Favorite thing: Compared with today, the Ancestral Puebloan's average life span was relatively short, due, in part, to the high infant mortality rate. Most people lived an average of 32-34 years, however some people did live into their 50s and 60s. Approximately 50% of the children died before they reached the age of 5.
Favorite thing: When I looked at the size of these doorways, I wonder about the size of the people who once lived here. An average man was about 5'4" to 5'5" (163cm) tall, while an average woman was 5' to 5'1" (152cm). If you compare them with European people of the same time period, they would have been about the same size.
Sandstone, mortar and wooden beams were the three primary construction materials. The Ancestral Puebloans shaped each sandstone block using harder stones collected from nearby river beds. The mortar between the blocks is a mixture of local soil, water and ash. Fitted in the mortar are tiny pieces of stone called "chinking". Chinking stones fill in the gaps within the mortar and added structural stability to the walls. Over the surface of many walls, the people placed a thin coating of paint, called plaster, the first things to erode with time.

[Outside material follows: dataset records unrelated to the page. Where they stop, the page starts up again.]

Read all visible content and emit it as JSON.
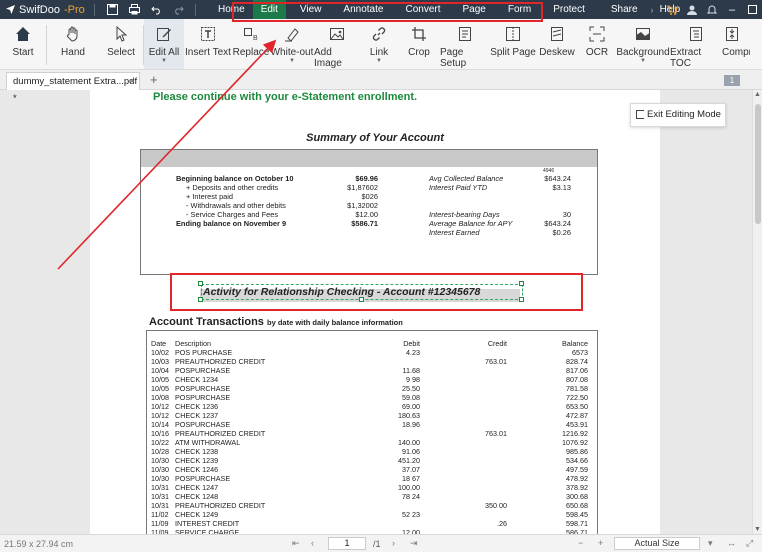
{
  "app": {
    "name": "SwifDoo",
    "suffix": "-Pro"
  },
  "menu": {
    "items": [
      "Home",
      "Edit",
      "View",
      "Annotate",
      "Convert",
      "Page",
      "Form",
      "Protect",
      "Share",
      "Help"
    ],
    "active": "Edit"
  },
  "toolbar": {
    "tools": [
      {
        "label": "Start",
        "icon": "home-icon"
      },
      {
        "label": "Hand",
        "icon": "hand-icon"
      },
      {
        "label": "Select",
        "icon": "cursor-icon"
      },
      {
        "label": "Edit All",
        "icon": "edit-icon"
      },
      {
        "label": "Insert Text",
        "icon": "insert-text-icon"
      },
      {
        "label": "Replace",
        "icon": "replace-icon"
      },
      {
        "label": "White-out",
        "icon": "eraser-icon"
      },
      {
        "label": "Add Image",
        "icon": "image-icon"
      },
      {
        "label": "Link",
        "icon": "link-icon"
      },
      {
        "label": "Crop",
        "icon": "crop-icon"
      },
      {
        "label": "Page Setup",
        "icon": "page-setup-icon"
      },
      {
        "label": "Split Page",
        "icon": "split-icon"
      },
      {
        "label": "Deskew",
        "icon": "deskew-icon"
      },
      {
        "label": "OCR",
        "icon": "ocr-icon"
      },
      {
        "label": "Background",
        "icon": "background-icon"
      },
      {
        "label": "Extract TOC",
        "icon": "toc-icon"
      },
      {
        "label": "Compr",
        "icon": "compress-icon"
      }
    ]
  },
  "tabs": {
    "document": "dummy_statement Extra...pdf *",
    "page_badge": "1"
  },
  "document": {
    "enroll_text": "Please continue with your e-Statement enrollment.",
    "summary_title": "Summary of Your Account",
    "summary_tiny": "4946",
    "summary_left": [
      {
        "label": "Beginning balance on October 10",
        "value": "$69.96",
        "bold": true
      },
      {
        "label": "+ Deposits and other credits",
        "value": "$1,87602",
        "bold": false
      },
      {
        "label": "+ Interest paid",
        "value": "$026",
        "bold": false
      },
      {
        "label": "- Withdrawals and other debits",
        "value": "$1,32002",
        "bold": false
      },
      {
        "label": "- Service Charges and Fees",
        "value": "$12.00",
        "bold": false
      },
      {
        "label": "Ending balance on November 9",
        "value": "$586.71",
        "bold": true
      }
    ],
    "summary_right": [
      {
        "label": "Avg Collected Balance",
        "value": "$643.24"
      },
      {
        "label": "Interest Paid YTD",
        "value": "$3.13"
      },
      {
        "label": "",
        "value": ""
      },
      {
        "label": "",
        "value": ""
      },
      {
        "label": "Interest-bearing Days",
        "value": "30"
      },
      {
        "label": "Average Balance for APY",
        "value": "$643.24"
      },
      {
        "label": "Interest Earned",
        "value": "$0.26"
      }
    ],
    "activity_title": "Activity for Relationship Checking - Account #12345678",
    "transactions_title": "Account Transactions",
    "transactions_sub": "by date with daily balance information",
    "columns": [
      "Date",
      "Description",
      "Debit",
      "Credit",
      "Balance"
    ],
    "rows": [
      [
        "10/02",
        "POS PURCHASE",
        "4.23",
        "",
        "6573"
      ],
      [
        "10/03",
        "PREAUTHORIZED CREDIT",
        "",
        "763.01",
        "828.74"
      ],
      [
        "10/04",
        "POSPURCHASE",
        "11.68",
        "",
        "817.06"
      ],
      [
        "10/05",
        "CHECK 1234",
        "9 98",
        "",
        "807.08"
      ],
      [
        "10/05",
        "POSPURCHASE",
        "25.50",
        "",
        "781.58"
      ],
      [
        "10/08",
        "POSPURCHASE",
        "59.08",
        "",
        "722.50"
      ],
      [
        "10/12",
        "CHECK 1236",
        "69.00",
        "",
        "653.50"
      ],
      [
        "10/12",
        "CHECK 1237",
        "180.63",
        "",
        "472.87"
      ],
      [
        "10/14",
        "POSPURCHASE",
        "18.96",
        "",
        "453.91"
      ],
      [
        "10/16",
        "PREAUTHORIZED CREDIT",
        "",
        "763.01",
        "1216.92"
      ],
      [
        "10/22",
        "ATM WITHDRAWAL",
        "140.00",
        "",
        "1076.92"
      ],
      [
        "10/28",
        "CHECK 1238",
        "91.06",
        "",
        "985.86"
      ],
      [
        "10/30",
        "CHECK 1239",
        "451.20",
        "",
        "534.66"
      ],
      [
        "10/30",
        "CHECK 1246",
        "37.07",
        "",
        "497.59"
      ],
      [
        "10/30",
        "POSPURCHASE",
        "18 67",
        "",
        "478.92"
      ],
      [
        "10/31",
        "CHECK 1247",
        "100.00",
        "",
        "378.92"
      ],
      [
        "10/31",
        "CHECK 1248",
        "78 24",
        "",
        "300.68"
      ],
      [
        "10/31",
        "PREAUTHORIZED CREDIT",
        "",
        "350 00",
        "650.68"
      ],
      [
        "11/02",
        "CHECK 1249",
        "52 23",
        "",
        "598.45"
      ],
      [
        "11/09",
        "INTEREST CREDIT",
        "",
        ".26",
        "598.71"
      ],
      [
        "11/09",
        "SERVICE CHARGE",
        "12.00",
        "",
        "586.71"
      ]
    ]
  },
  "exit_button": "Exit Editing Mode",
  "status": {
    "dimensions": "21.59 x 27.94 cm",
    "page": "1",
    "total": "/1",
    "zoom": "Actual Size"
  },
  "colors": {
    "menubar": "#2d3a4a",
    "active_menu": "#1c7a4a",
    "enroll_green": "#1c8a3c",
    "annotation_red": "#e0252b"
  }
}
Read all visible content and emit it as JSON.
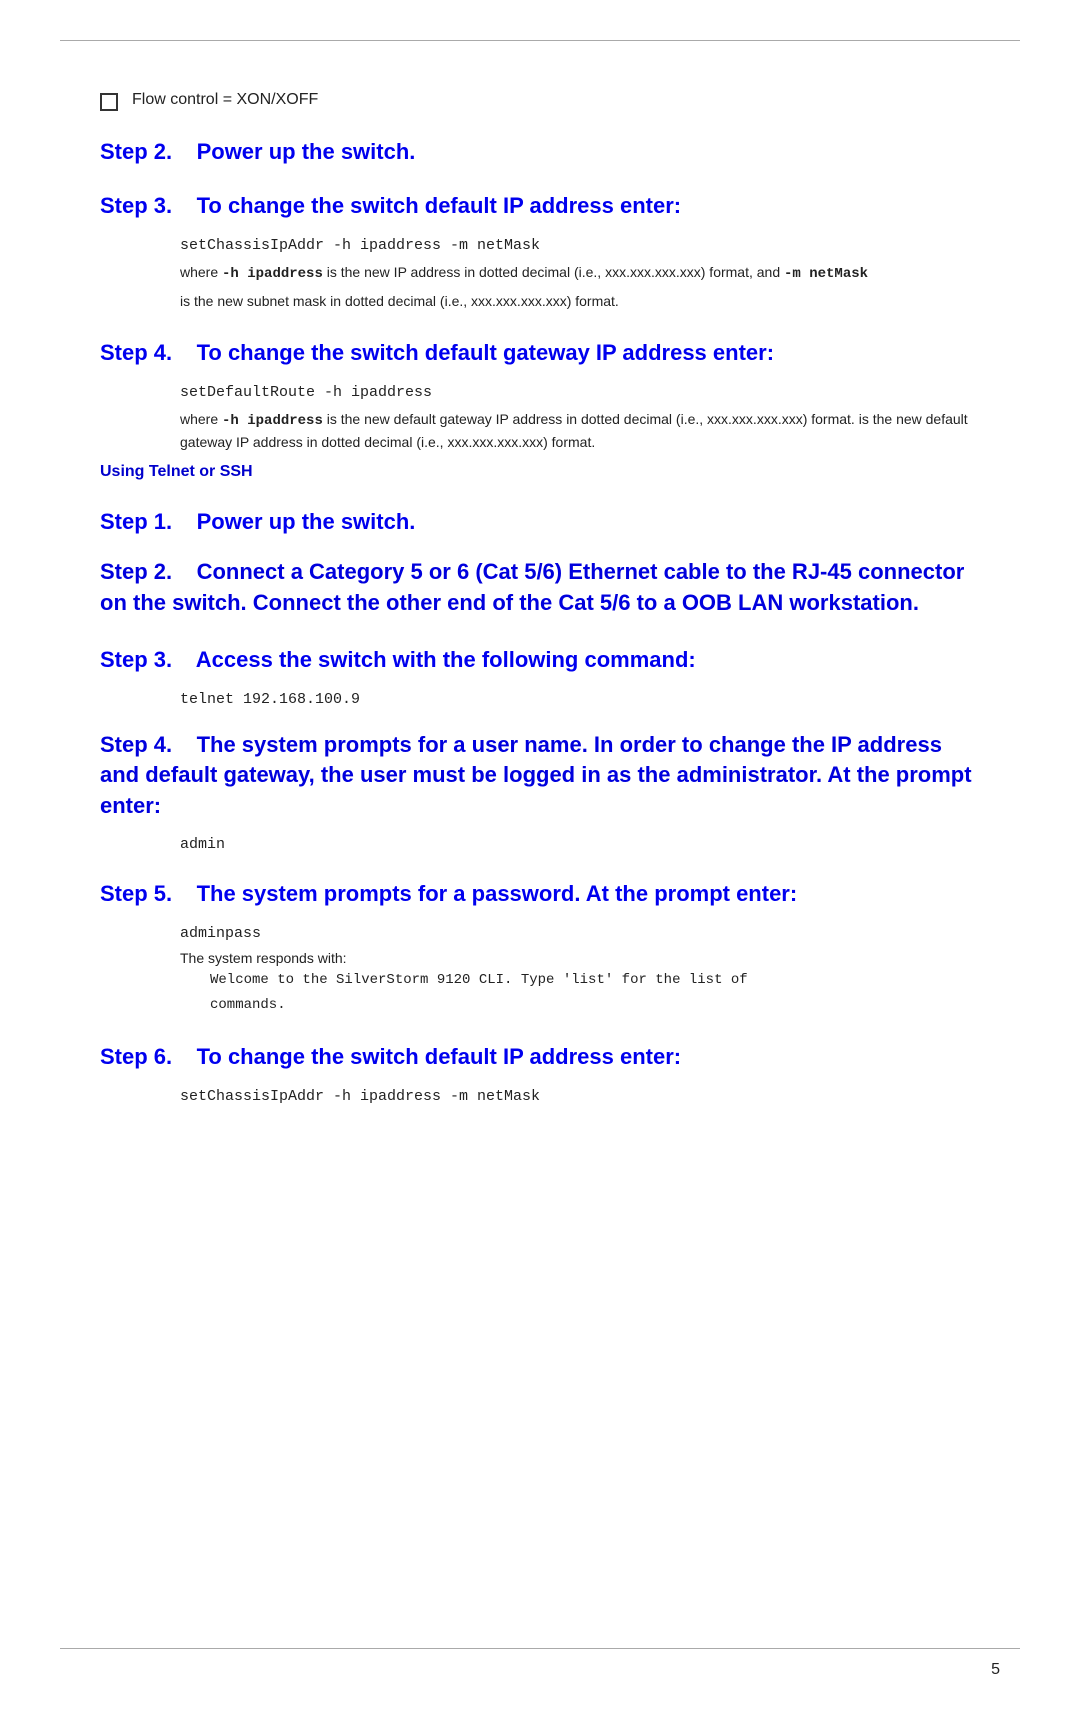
{
  "page": {
    "page_number": "5"
  },
  "bullet_item": {
    "text": "Flow control = XON/XOFF"
  },
  "step2_title": "Step 2.    Power up the switch.",
  "step3_title": "Step 3.    To change the switch default IP address enter:",
  "step3_code": "setChassisIpAddr -h ipaddress -m netMask",
  "step3_desc1_pre": "where ",
  "step3_desc1_bold1": "-h ipaddress",
  "step3_desc1_mid1": " is the new IP address in dotted decimal (i.e., xxx.xxx.xxx.xxx) format, and ",
  "step3_desc1_bold2": "-m netMask",
  "step3_desc1_end": "",
  "step3_desc2": "is the new subnet mask in dotted decimal (i.e., xxx.xxx.xxx.xxx) format.",
  "step4_title": "Step 4.    To change the switch default gateway IP address enter:",
  "step4_code": "setDefaultRoute -h ipaddress",
  "step4_desc_pre": "where ",
  "step4_desc_bold": "-h ipaddress",
  "step4_desc_end": " is the new default gateway IP address in dotted decimal (i.e., xxx.xxx.xxx.xxx) format.",
  "using_label": "Using Telnet or SSH",
  "ssh_step1_title": "Step 1.    Power up the switch.",
  "ssh_step2_title": "Step 2.    Connect a Category 5 or 6 (Cat 5/6) Ethernet cable to the RJ-45 connector on the switch. Connect the other end of the Cat 5/6 to a OOB LAN workstation.",
  "ssh_step3_title": "Step 3.    Access the switch with the following command:",
  "ssh_step3_code": "telnet 192.168.100.9",
  "ssh_step4_title": "Step 4.    The system prompts for a user name. In order to change the IP address and default gateway, the user must be logged in as the administrator. At the prompt enter:",
  "ssh_step4_code": "admin",
  "ssh_step5_title": "Step 5.    The system prompts for a password. At the prompt enter:",
  "ssh_step5_code": "adminpass",
  "system_responds_label": "The system responds with:",
  "welcome_message_line1": "Welcome to the SilverStorm 9120 CLI. Type 'list' for the list of",
  "welcome_message_line2": "commands.",
  "ssh_step6_title": "Step 6.    To change the switch default IP address enter:",
  "ssh_step6_code": "setChassisIpAddr -h ipaddress -m netMask"
}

See tip's pictures for wooden beams, brick wall, and natural stone roof.
Favorite thing: Cliff dwellings were not the major living area of Anasazi. Out of the nearly 600 cliff dwellings concentrated within the boundaries of the park, 75% contain only 1-5 rooms each, and many are single room storage units. Possibly Anasazi used dwellings as a fortified storage from other tribes or even animals. Exception is Cliff House, the largest cliff dwelling, which is thought that it was a social, administrative site with high ceremonial usage.